A data engineering leader at a multinational automotive manufacturer put it to me directly last quarter: "We have spent four years and tens of millions of dollars building the data foundation. We still can't tell you, with confidence, how many unique customers we have." Every AI and analytics initiative the business is asking them to deliver inherits this foundational gap. When models are trained on fragmented identities and inconsistent customer context, they yield confident, but fundamentally wrong answers about who to target, what to offer, and when to act. The infrastructure investment might be substantial, but the customer context layer underneath it is missing. In an AI-driven ecosystem, the cost of this missing layer has become impossible to ignore.
To solve this, we built Bring Your Own Compute (BYOC). Rather than forcing data to migrate to a third-party platform, BYOC allows enterprises to run heavy customer intelligence workloads as governed processes directly within their own Snowflake or Databricks environments.
This represents a deliberate architectural shift away from monolithic data silos and toward a composable, lakehouse-native ecosystem.
The hardest problem in customer data isn't where it lives. It's knowing who it belongs to.
Identity Resolution at petabyte scale is not a storage problem and not an orchestration problem. It is a machine learning (ML) problem with a specific shape.

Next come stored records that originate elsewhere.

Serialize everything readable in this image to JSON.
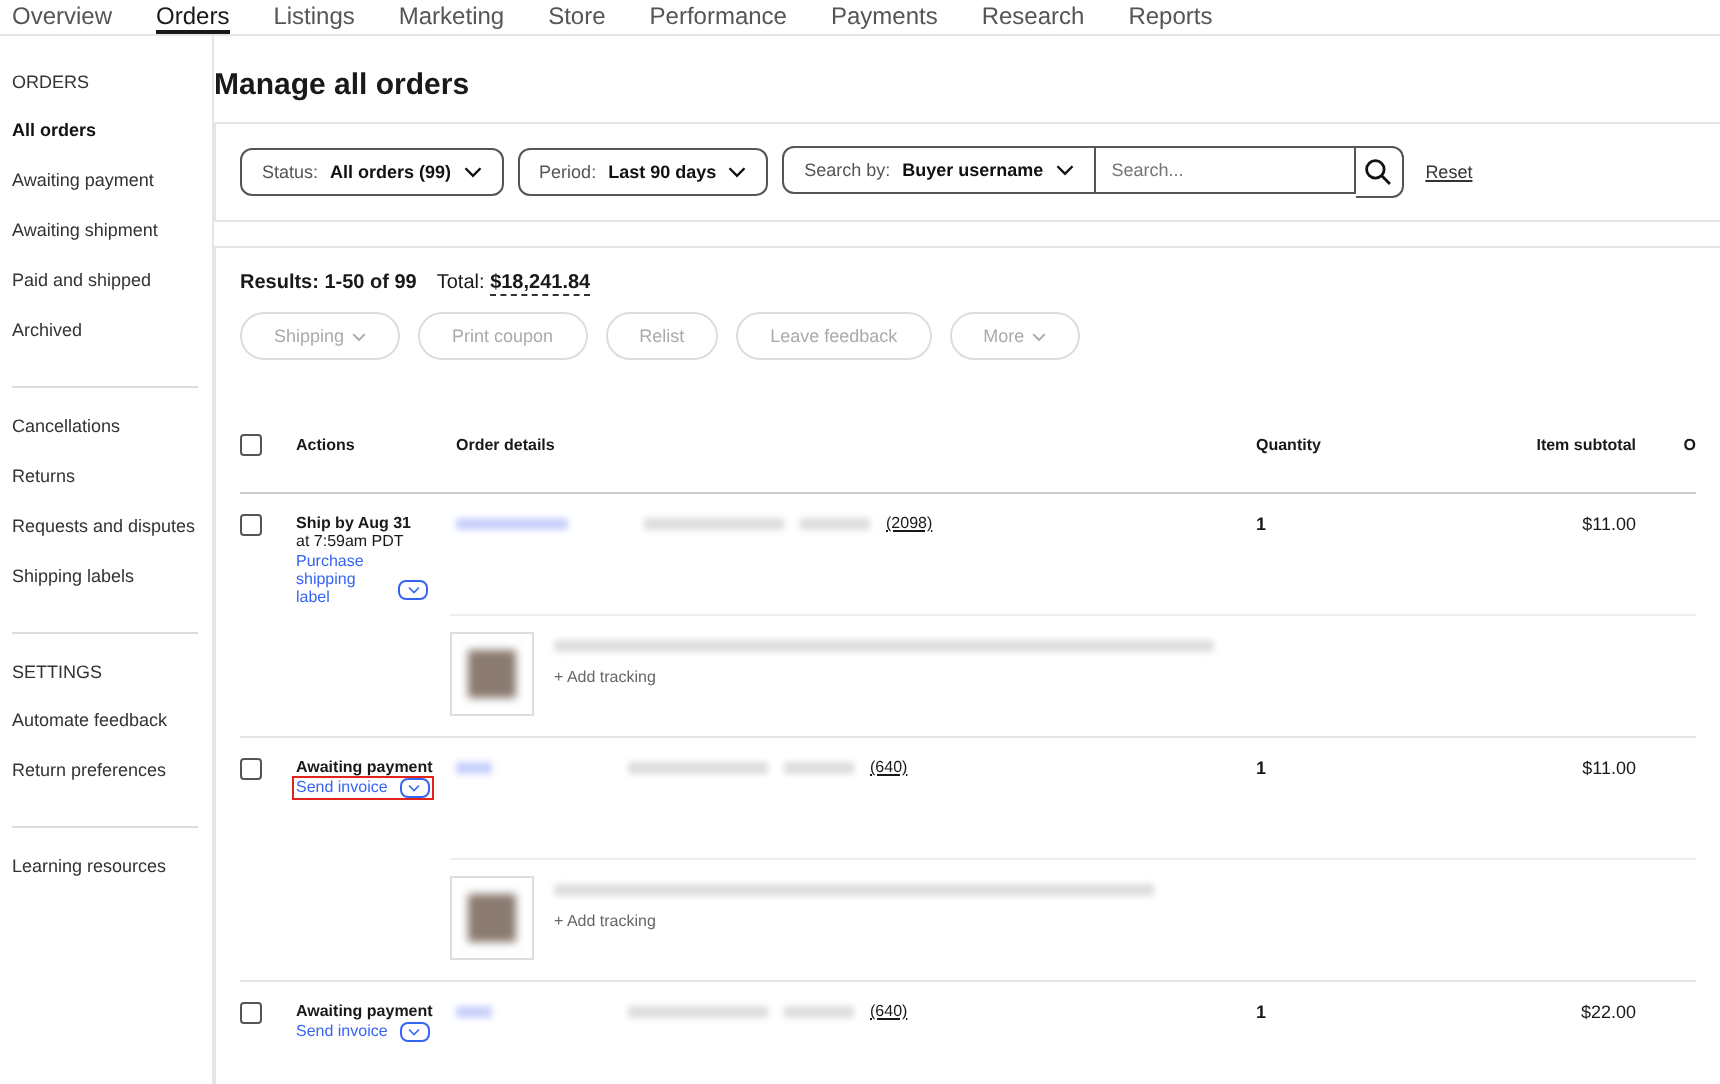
{
  "tabs": [
    {
      "label": "Overview",
      "selected": false
    },
    {
      "label": "Orders",
      "selected": true
    },
    {
      "label": "Listings",
      "selected": false
    },
    {
      "label": "Marketing",
      "selected": false
    },
    {
      "label": "Store",
      "selected": false
    },
    {
      "label": "Performance",
      "selected": false
    },
    {
      "label": "Payments",
      "selected": false
    },
    {
      "label": "Research",
      "selected": false
    },
    {
      "label": "Reports",
      "selected": false
    }
  ],
  "sidebar": {
    "sections": [
      {
        "heading": "ORDERS",
        "items": [
          {
            "label": "All orders",
            "selected": true
          },
          {
            "label": "Awaiting payment",
            "selected": false
          },
          {
            "label": "Awaiting shipment",
            "selected": false
          },
          {
            "label": "Paid and shipped",
            "selected": false
          },
          {
            "label": "Archived",
            "selected": false
          }
        ]
      },
      {
        "items": [
          {
            "label": "Cancellations",
            "selected": false
          },
          {
            "label": "Returns",
            "selected": false
          },
          {
            "label": "Requests and disputes",
            "selected": false
          },
          {
            "label": "Shipping labels",
            "selected": false
          }
        ]
      },
      {
        "heading": "SETTINGS",
        "items": [
          {
            "label": "Automate feedback",
            "selected": false
          },
          {
            "label": "Return preferences",
            "selected": false
          }
        ]
      },
      {
        "items": [
          {
            "label": "Learning resources",
            "selected": false
          }
        ]
      }
    ]
  },
  "page_title": "Manage all orders",
  "filters": {
    "status": {
      "label": "Status:",
      "value": "All orders (99)"
    },
    "period": {
      "label": "Period:",
      "value": "Last 90 days"
    },
    "search_by": {
      "label": "Search by:",
      "value": "Buyer username"
    },
    "search": {
      "placeholder": "Search..."
    },
    "reset": "Reset"
  },
  "results": {
    "summary": "Results: 1-50 of 99",
    "total_label": "Total:",
    "total": "$18,241.84"
  },
  "bulk_actions": [
    {
      "label": "Shipping",
      "dropdown": true,
      "disabled": true
    },
    {
      "label": "Print coupon",
      "dropdown": false,
      "disabled": true
    },
    {
      "label": "Relist",
      "dropdown": false,
      "disabled": true
    },
    {
      "label": "Leave feedback",
      "dropdown": false,
      "disabled": true
    },
    {
      "label": "More",
      "dropdown": true,
      "disabled": true
    }
  ],
  "table": {
    "select_all_checked": false,
    "columns": [
      "Actions",
      "Order details",
      "Quantity",
      "Item subtotal",
      "O"
    ],
    "orders": [
      {
        "checked": false,
        "status": "Ship by Aug 31",
        "status_detail": "at 7:59am PDT",
        "action": "Purchase shipping label",
        "highlighted": false,
        "feedback": "(2098)",
        "quantity": "1",
        "subtotal": "$11.00",
        "add_tracking": "+ Add tracking"
      },
      {
        "checked": false,
        "status": "Awaiting payment",
        "action": "Send invoice",
        "highlighted": true,
        "feedback": "(640)",
        "quantity": "1",
        "subtotal": "$11.00",
        "add_tracking": "+ Add tracking"
      },
      {
        "checked": false,
        "status": "Awaiting payment",
        "action": "Send invoice",
        "highlighted": false,
        "feedback": "(640)",
        "quantity": "1",
        "subtotal": "$22.00"
      }
    ]
  }
}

It turns deterministic matching, probabilistic matching, and transitive logic operating across messy first-party personally identifiable information (PII) that adapts every time a customer shares a new email, changes a phone number, or buys on a new device.
Snowflake and Databricks are excellent at running ML workloads. Neither was designed to solve that particular problem on its own.
Two categories of vendors have tried to solve it with shortcuts.
The activation-first approach, championed by Hightouch and the broader reverse-ETL category, has done useful work moving data efficiently between warehouses and downstream tools. The limitation is assuming customer identity is already solved. When that foundation is incomplete, activation just moves imperfect data faster.
Most customer data platforms (CDPs) were originally architected for an era when customer data lived primarily outside the warehouse. The vendor's environment was the natural place to run customer intelligence workloads, and for many enterprises, it still is. What's changed is that enterprise data has migrated into the lakehouse. BYOC reflects that shift, giving teams the option to run customer intelligence workloads inside the same environment as the rest of their data and AI stack.
Another option is to build Identity Resolution in-house. Plenty of enterprises have tried. Most of the data leaders I've talked to can tell you the year the project started. None of them are eager to talk about a finish line. The manufacturer I mentioned at the top of this post spent 18 months on a prior implementation effort before partnering with us. Once we stepped in, we helped get the project across the finish line, accelerating implementation by 72% compared to the previous approach.
Should the intelligence come to the data, or the data go to the intelligence?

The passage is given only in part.